Équinoxe observe avec inquiétude les débats parlementaires autour de la “Loi Sécurité Globale”. Nous considérons qu’en l’état actuel de la rédaction de ce texte, ses dispositions font peser une menace sérieuse sur l’effectivité des droits humains et des libertés individuelles, mais aussi – et surtout – sur la capacité des militant·es à agir librement, à s’exprimer et à agir contre les abus de toutes sortes, dans une République où la liberté est pourtant une valeur cardinale.
Analyse du texte
Le principe de cette loi est d’établir un “continuum de sécurité”. Elle prévoit notamment :
- Le renforcement les compétences des polices municipales pour certains délits,
- Le recours aux forces de sécurité privée pour des missions de surveillance,
- La généralisation des caméras de vidéosurveillance (notamment l’utilisation de drones par la police).
La loi est discutée à l’heure où se développent les technologies de reconnaissance facile. En généralisant l’usage des drones, la loi permettra à la police d’utiliser des drones pour surveiller nos manifestations, et en particulier les Marches des Fiertés LGBTI. Mais aussi, demain : certains lieux de rencontre, des lieux de travail des travailleuses et travailleurs du sexe, ou encore à l’encontre des usagères et usagers de drogue ? Nous doutons donc, pour rester optimistes, que le gouvernement ait réellement mesuré le danger qu’il fait courir à nos concitoyen·nes.
Ajoutons que cette loi suscite dans nos rangs une profonde gêne, dans le contexte de violences policières largement médiatisées et documentées, en particulier à l’encontre des personnes racisées. Le fameux article 24, à la rédaction hasardeuse, pénalise en effet la captation d’images de policiers en missions.
Pourtant, c’est précisément cette captation d’images qui a permis de mettre au jour certains comportements, non-professionnels et violents, de certains agents de police.

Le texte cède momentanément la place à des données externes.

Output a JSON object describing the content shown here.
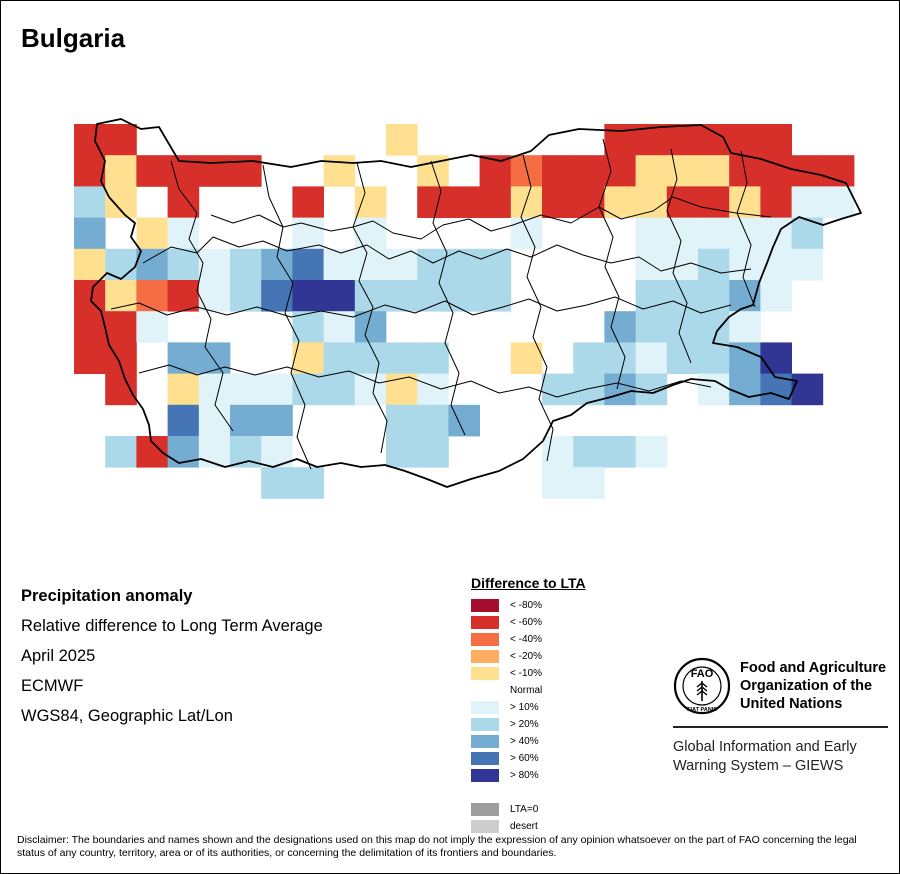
{
  "map": {
    "title": "Bulgaria",
    "colors": {
      "boundary": "#000000",
      "background": "#ffffff"
    },
    "anomaly_grid": {
      "lon_range": [
        22.35,
        28.6
      ],
      "lat_range": [
        41.2,
        44.25
      ],
      "cell_deg": 0.25,
      "columns": 25,
      "rows": 12,
      "first_row_latitude": "north",
      "cell_codes": [
        [
          "n4",
          "n4",
          "x",
          "x",
          "x",
          "x",
          "x",
          "x",
          "x",
          "x",
          "n1",
          "x",
          "x",
          "x",
          "x",
          "x",
          "x",
          "n4",
          "n4",
          "n4",
          "n4",
          "n4",
          "n4",
          "x",
          "x"
        ],
        [
          "n4",
          "n1",
          "n4",
          "n4",
          "n4",
          "n4",
          "x",
          "x",
          "n1",
          "x",
          "x",
          "n1",
          "x",
          "n4",
          "n3",
          "n4",
          "n4",
          "n4",
          "n1",
          "n1",
          "n1",
          "n4",
          "n4",
          "n4",
          "n4"
        ],
        [
          "p2",
          "n1",
          "x",
          "n4",
          "x",
          "x",
          "x",
          "n4",
          "x",
          "n1",
          "x",
          "n4",
          "n4",
          "n4",
          "n1",
          "n4",
          "n4",
          "n1",
          "n1",
          "n4",
          "n4",
          "n1",
          "n4",
          "p1",
          "p1"
        ],
        [
          "p3",
          "x",
          "n1",
          "p1",
          "x",
          "x",
          "x",
          "p1",
          "x",
          "p1",
          "x",
          "x",
          "x",
          "x",
          "p1",
          "x",
          "x",
          "x",
          "p1",
          "p1",
          "p1",
          "p1",
          "p1",
          "p2",
          "x"
        ],
        [
          "n1",
          "p2",
          "p3",
          "p2",
          "p1",
          "p2",
          "p3",
          "p4",
          "p1",
          "p1",
          "p1",
          "p2",
          "p2",
          "p2",
          "x",
          "x",
          "x",
          "x",
          "p1",
          "p1",
          "p2",
          "p1",
          "p1",
          "p1",
          "x"
        ],
        [
          "n4",
          "n1",
          "n3",
          "n4",
          "p1",
          "p2",
          "p4",
          "p5",
          "p5",
          "p2",
          "p2",
          "p2",
          "p2",
          "p2",
          "x",
          "x",
          "x",
          "x",
          "p2",
          "p2",
          "p2",
          "p3",
          "p1",
          "x",
          "x"
        ],
        [
          "n4",
          "n4",
          "p1",
          "x",
          "x",
          "x",
          "x",
          "p2",
          "p1",
          "p3",
          "x",
          "x",
          "x",
          "x",
          "x",
          "x",
          "x",
          "p3",
          "p2",
          "p2",
          "p2",
          "p1",
          "x",
          "x",
          "x"
        ],
        [
          "n4",
          "n4",
          "x",
          "p3",
          "p3",
          "x",
          "x",
          "n1",
          "p2",
          "p2",
          "p2",
          "p2",
          "x",
          "x",
          "n1",
          "x",
          "p2",
          "p2",
          "p1",
          "p2",
          "p2",
          "p3",
          "p5",
          "x",
          "x"
        ],
        [
          "x",
          "n4",
          "x",
          "n1",
          "p1",
          "p1",
          "p1",
          "p2",
          "p2",
          "p1",
          "n1",
          "p1",
          "x",
          "x",
          "x",
          "p2",
          "p2",
          "p3",
          "p2",
          "x",
          "p1",
          "p3",
          "p4",
          "p5",
          "x"
        ],
        [
          "x",
          "x",
          "x",
          "p4",
          "p1",
          "p3",
          "p3",
          "x",
          "x",
          "x",
          "p2",
          "p2",
          "p3",
          "x",
          "x",
          "x",
          "x",
          "x",
          "x",
          "x",
          "x",
          "x",
          "x",
          "x",
          "x"
        ],
        [
          "x",
          "p2",
          "n4",
          "p3",
          "p1",
          "p2",
          "p1",
          "x",
          "x",
          "x",
          "p2",
          "p2",
          "x",
          "x",
          "x",
          "p1",
          "p2",
          "p2",
          "p1",
          "x",
          "x",
          "x",
          "x",
          "x",
          "x"
        ],
        [
          "x",
          "x",
          "x",
          "x",
          "x",
          "x",
          "p2",
          "p2",
          "x",
          "x",
          "x",
          "x",
          "x",
          "x",
          "x",
          "p1",
          "p1",
          "x",
          "x",
          "x",
          "x",
          "x",
          "x",
          "x",
          "x"
        ]
      ]
    }
  },
  "info": {
    "heading": "Precipitation anomaly",
    "subtitle": "Relative difference to Long Term Average",
    "date": "April 2025",
    "source": "ECMWF",
    "projection": "WGS84, Geographic Lat/Lon"
  },
  "legend": {
    "title": "Difference to LTA",
    "dry": [
      {
        "label": "< -80%",
        "color": "#a50f2d"
      },
      {
        "label": "< -60%",
        "color": "#d7302a"
      },
      {
        "label": "< -40%",
        "color": "#f46d43"
      },
      {
        "label": "< -20%",
        "color": "#fdae61"
      },
      {
        "label": "< -10%",
        "color": "#fee090"
      }
    ],
    "normal_label": "Normal",
    "wet": [
      {
        "label": "> 10%",
        "color": "#e0f3f8"
      },
      {
        "label": "> 20%",
        "color": "#abd9e9"
      },
      {
        "label": "> 40%",
        "color": "#74add1"
      },
      {
        "label": "> 60%",
        "color": "#4575b4"
      },
      {
        "label": "> 80%",
        "color": "#313695"
      }
    ],
    "extra": [
      {
        "label": "LTA=0",
        "color": "#9e9e9e"
      },
      {
        "label": "desert",
        "color": "#cdcdcd"
      }
    ]
  },
  "logo": {
    "emblem_letters": "FAO",
    "motto": "FIAT PANIS",
    "org_name_line1": "Food and Agriculture",
    "org_name_line2": "Organization of the",
    "org_name_line3": "United Nations",
    "system_line1": "Global Information and Early",
    "system_line2": "Warning System – GIEWS"
  },
  "disclaimer": "Disclaimer: The boundaries and names shown and the designations used on this map do not imply the expression of any opinion whatsoever on the part of FAO concerning the legal status of any country, territory, area or of its authorities, or concerning the delimitation of its frontiers and boundaries."
}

Si nous travaillons volontiers avec l’institution policière dans le cadre de la répression et de la prévention des injures et agressions homophobes, cette même institution doit pouvoir être critiquée librement, et contrôlée dans un cadre démocratique.
Une opposition partagée
Certaines de nos inquiétudes sont partagées par plusieurs institutions officielles indépendantes. Ainsi, la Défenseure des Droits a rendu des avis très sévères sur cette proposition de loi les 3 et 17 novembre derniers. La Commission Nationale Consultative des Droits de l’Homme a rendu un avis non-moins alarmant.

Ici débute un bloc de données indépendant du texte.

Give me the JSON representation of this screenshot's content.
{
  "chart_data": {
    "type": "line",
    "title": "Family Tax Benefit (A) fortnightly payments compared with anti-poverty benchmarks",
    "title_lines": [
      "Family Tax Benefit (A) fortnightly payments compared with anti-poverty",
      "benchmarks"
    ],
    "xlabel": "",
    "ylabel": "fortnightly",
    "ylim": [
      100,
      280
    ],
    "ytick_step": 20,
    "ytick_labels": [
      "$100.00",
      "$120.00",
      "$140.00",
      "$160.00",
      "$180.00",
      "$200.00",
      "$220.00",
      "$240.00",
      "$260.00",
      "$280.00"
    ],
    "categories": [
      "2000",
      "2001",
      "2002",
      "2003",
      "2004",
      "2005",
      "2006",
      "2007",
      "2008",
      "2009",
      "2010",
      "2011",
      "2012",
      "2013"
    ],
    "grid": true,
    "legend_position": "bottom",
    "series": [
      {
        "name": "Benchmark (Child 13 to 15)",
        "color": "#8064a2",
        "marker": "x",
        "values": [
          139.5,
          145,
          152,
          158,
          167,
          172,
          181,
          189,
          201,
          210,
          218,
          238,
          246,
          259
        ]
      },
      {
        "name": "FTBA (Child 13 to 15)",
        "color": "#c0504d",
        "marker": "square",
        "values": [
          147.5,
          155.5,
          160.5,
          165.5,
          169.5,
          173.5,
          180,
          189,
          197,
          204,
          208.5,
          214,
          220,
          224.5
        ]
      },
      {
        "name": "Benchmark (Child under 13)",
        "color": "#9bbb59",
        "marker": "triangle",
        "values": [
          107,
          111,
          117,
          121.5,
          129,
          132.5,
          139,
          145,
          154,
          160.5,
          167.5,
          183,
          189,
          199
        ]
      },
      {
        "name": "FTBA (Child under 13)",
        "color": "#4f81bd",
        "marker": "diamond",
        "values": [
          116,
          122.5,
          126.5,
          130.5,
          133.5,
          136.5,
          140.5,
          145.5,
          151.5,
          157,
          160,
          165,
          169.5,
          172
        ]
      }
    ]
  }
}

Enfin, l’Organisation des Nations Unies a elle-même transmis un rapport très inquiétant le 26 novembre dernier : “les dispositions [de la loi] sont susceptibles de porter une atteinte disproportionnée à de nombreux droits, libertés fondamentales et principes généraux de droit, de manière non conforme aux obligations énoncées dans les traités internationaux, essentiellement relatives au droit à la vie privée, à la liberté de réunion pacifique, à la liberté d’expression et au principe de responsabilité pénale pour violation des droits de l’homme”.
Pour le retrait
Dans un tel contexte, Équinoxe se prononce pour le retrait de la proposition de loi Sécurité Globale. Rappelons que, l’année de sa fondation, Équinoxe s’était mobilisée contre la mise en place du fichier Edvige, fichier de police qui prévoyait d’enregistrer des données sur l’orientation sexuelle des personnes et leur état de santé (notamment leur éventuelle séropositivité au VIH). Douze ans après, Équinoxe exprime toujours le même attachement aux libertés individuelles et à un contrôle étroit des pouvoirs d’une police qui – comme outil – peut faire le meilleur comme le pire !
Avec nos amis et allié·es de la Ligue des Droits de l’Homme, nous attirons l’attention de nos membres et de nos sympathisant·es sur cette question, en ne se focalisant d’ailleurs pas exclusivement sur la crise de l’institution policière, mais en portant un regard lucide sur l’exigence de préserver les libertés face à la tentation sécuritaire d’une surveillance de masse de plus en plus envahissante.
La place des militant·es d’Équinoxe qui le souhaitent est évidemment aux côtés des citoyennes et des citoyens qui ont appelé au rassemblement contre cette proposition, samedi prochain à 14 h 30 sur la Place Maginot, aux côtés – entre autres – de nos partenaires et ami·es de la Ligue des Droits de l’Homme.
Nous appelons toutefois à la prudence : selon les initiateur·ices du rassemblement , le risque de violences n’est pas à écarter. Les personnes en situation de vulnérabilité et de précarité devraient donc éviter de s’y rendre. La Ligue des Droits de l’Homme met à disposition un modèle d’attestation à télécharger.